The top 5 questions you must ask yourself before implementing self-management

February 3, 2019

1. What is the maturity of the team?

Self-organizing teams can no longer turn to a manager to have the difficult conversations and to take the tough decisions. The team itself is responsible for those, which requires a solid foundation in team development. This foundation is the same for every team. So the first thing to to is to check whether every team member is on the same page about: the common goal, everyone’s role, the meeting rhythm and other work agreements, decision making and giving and receiving feedback.

2. Are you choosing self-management or self-organization?

People often use the terms self-organization and self-management interchangeably. However, they are altogether different beasts. We see self-organization as an important intermediate step towards self-management, and it helps to make the distinction. With self-organization, the hierarchical pyramid is turned upside down. The management is given a facilitating role and places more responsibility on the teams, but still has an important role in setting goals, assessing and rewarding. Self-management goes one step further: employees are fully responsible for setting their own goals, strategy and sometimes also their own salary and bonus.

3. Are the frameworks clear?

The best functioning teams are teams in which people feel psychologically safe. Sudden and seemingly complete freedom undermines that psychological security, because it is no longer clear what the goals and rules are. We recommend setting up frameworks for results (as few KPIs as possible), quality, behavior and a number of crucial rules. Over time, teams will increasingly question and change the frameworks.

4. Do managers understand their new roles?

The biggest change when moving towards self-organization will be experienced by the management. Where traditional managers had a ‘command-and-control’ role, a facilitating and coaching approach is now expected of them. That requires re-contracting: establishing what their new role will be and what’s expected of them. It also means saying goodbye to people who don’t want to or are unable to participate in this way of working. Finally, it calls for a lot of restraint when things go wrong or when the results are disappointing. Too often, we see in those cases that managers will quickly intervene in the way they were used to, sending the organization back to where it came from.

5. Is there a balance between planning and experimentation?
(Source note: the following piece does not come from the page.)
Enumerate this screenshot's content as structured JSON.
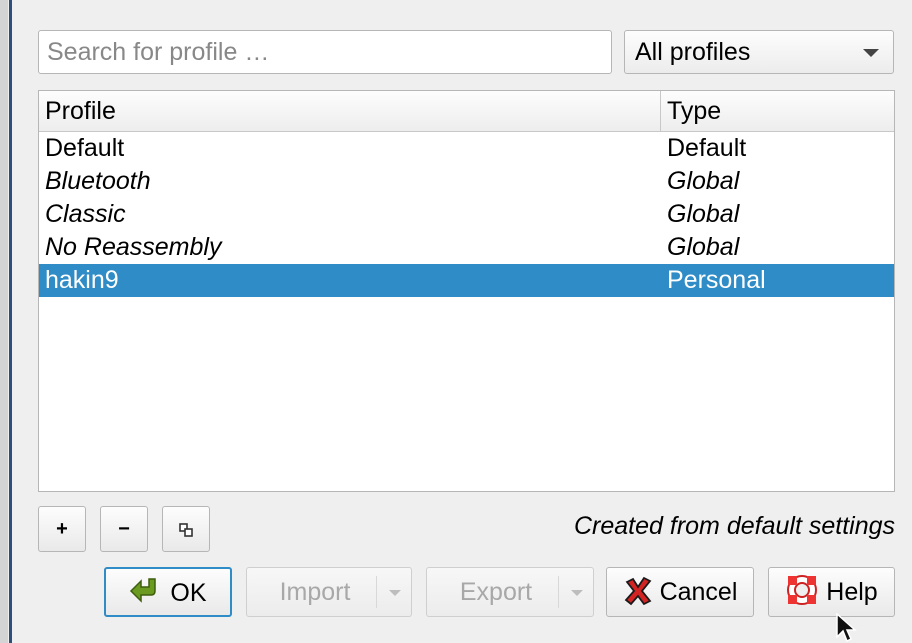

About half of our clients call the transition to self-organization a voyage, an adventure, an experiment: a journey during which things are gradually discovered. That is a good approach, but it should not mean that the move towards self-organization is limited to superficial, non-committal experiments. If experiments fail, ask whether the structure of and management methods in the organization have been adequately adjusted; whether the necessary choices have been made, painful as though they might be. Conversely, if the organization gets stuck in making plans without ever executing them, then look for opportunities to experiment.